Quatrième étape : la scénarisation pédagogique

Pour scénariser la formation, je reprends chacun des objectifs pédagogiques. Pour chacun d’eux, je me demande par quelles étapes il faut passer pour qu’il soit atteint. Par exemple pour un objectif qui vise la capacité à répertorier les étapes d’un processus, il faut que les apprenant·e·s dressent la liste des étapes et manipulent suffisamment cette liste pour réussir à mettre les étapes dans l’ordre.

J’essaie donc d’imaginer quelles activités de formation vont permettre de réaliser ces étapes.

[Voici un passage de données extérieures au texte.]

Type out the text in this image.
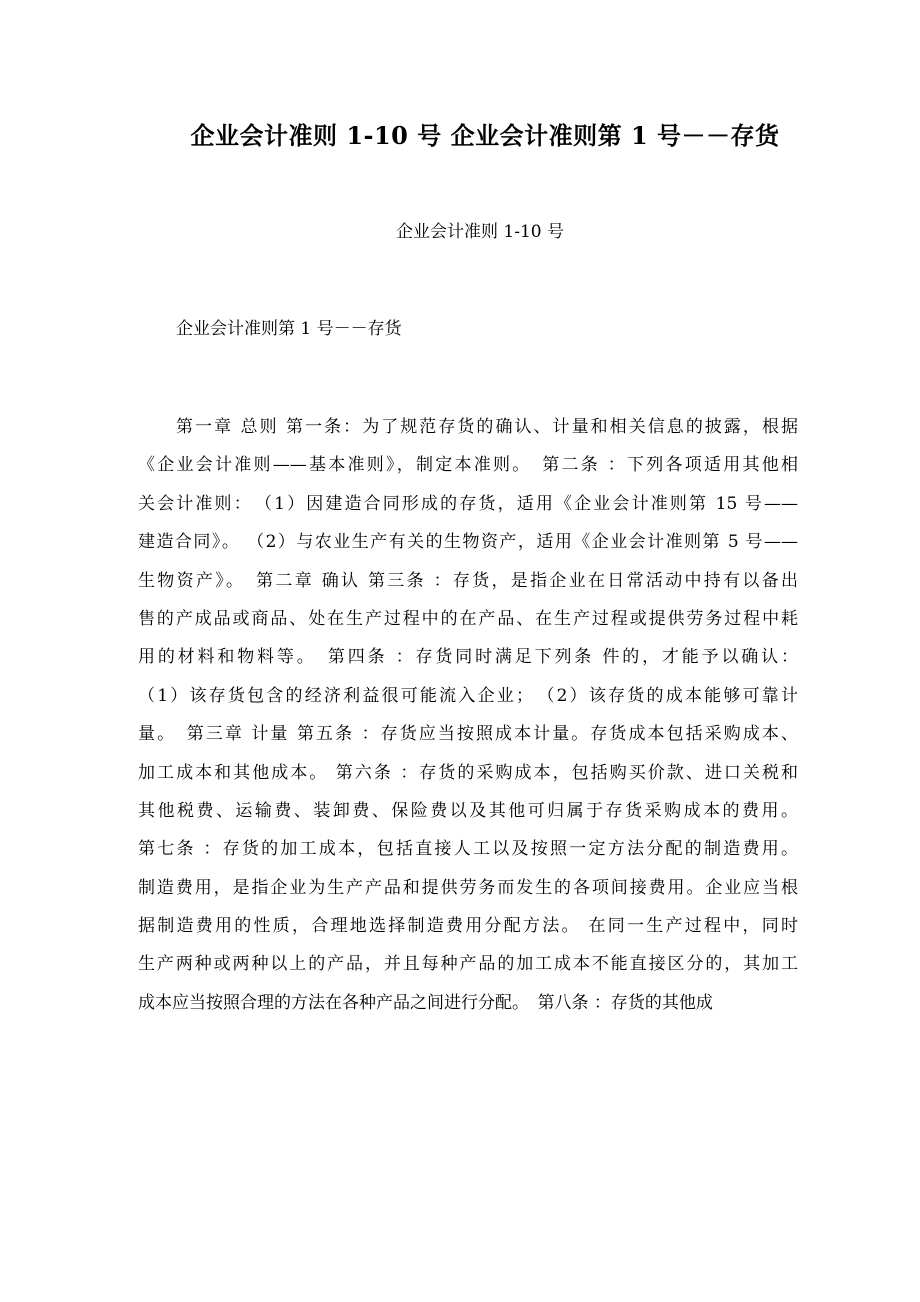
企业会计准则 1-10 号 企业会计准则第 1 号－－存货

企业会计准则 1-10 号

企业会计准则第 1 号－－存货

第一章 总则 第一条：为了规范存货的确认、计量和相关信息的披露，根据
《企业会计准则——基本准则》，制定本准则。　第二条 ：下列各项适用其他相
关会计准则：　（1）因建造合同形成的存货，适用《企业会计准则第 15 号——
建造合同》。 （2）与农业生产有关的生物资产，适用《企业会计准则第 5 号——
生物资产》。　第二章 确认 第三条 ：存货，是指企业在日常活动中持有以备出
售的产成品或商品、处在生产过程中的在产品、在生产过程或提供劳务过程中耗
用的材料和物料等。　第四条 ：存货同时满足下列条 件的，才能予以确认：
（1）该存货包含的经济利益很可能流入企业；　（2）该存货的成本能够可靠计
量。　第三章 计量 第五条 ：存货应当按照成本计量。存货成本包括采购成本、
加工成本和其他成本。 第六条 ：存货的采购成本，包括购买价款、进口关税和
其他税费、运输费、装卸费、保险费以及其他可归属于存货采购成本的费用。
第七条 ：存货的加工成本，包括直接人工以及按照一定方法分配的制造费用。
制造费用，是指企业为生产产品和提供劳务而发生的各项间接费用。企业应当根
据制造费用的性质，合理地选择制造费用分配方法。 在同一生产过程中，同时
生产两种或两种以上的产品，并且每种产品的加工成本不能直接区分的，其加工
成本应当按照合理的方法在各种产品之间进行分配。　第八条 ：存货的其他成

Est-ce que c’est par une prise d’informations, quel que soit le support ? est-ce que c’est par une discussion de groupe ? Un exercice de groupe ? Des apports du·de la formateur·rice ? Un jeu ? Une mise en situation ?

J’abouti donc à une liste d’activités possibles pour chaque objectif pédagogique. Ensuite il s’agit d’organiser tout cela de manière cohérente. Je réfléchis selon deux critères : 1° mettre en œuvre une progressivité de la formation pour partir de la curiosité naturelle des apprenant·e·s, 2° varier les activités pour que les moments d’écoute puissent être suivis par des moments avec une plus grande implication. À ce stade-là des choses, de nouveau l’image du puzzle est parlante pour moi. J’ai en effet à ma disposition plusieurs pièces. Il me faut les organiser pour que l’ensemble ait du sens, une progressivité pédagogique et une variété dans l’implication requise.

Lorsque le puzzle est reconstitué, il est alors possible d’entrer dans les détails de chaque séquence. J’arrive là dans le déroulé pédagogique à proprement parler : à quelle heure ? qui fait quoi ? avec quel matériel ?

Mais…

C’est fou ce que c’est long une ingénierie pédagogique complète ! Et si nous nous arrêtions là pour ce mois-ci ?

Je vous donne rdv dans un mois pour la suite de cette histoire !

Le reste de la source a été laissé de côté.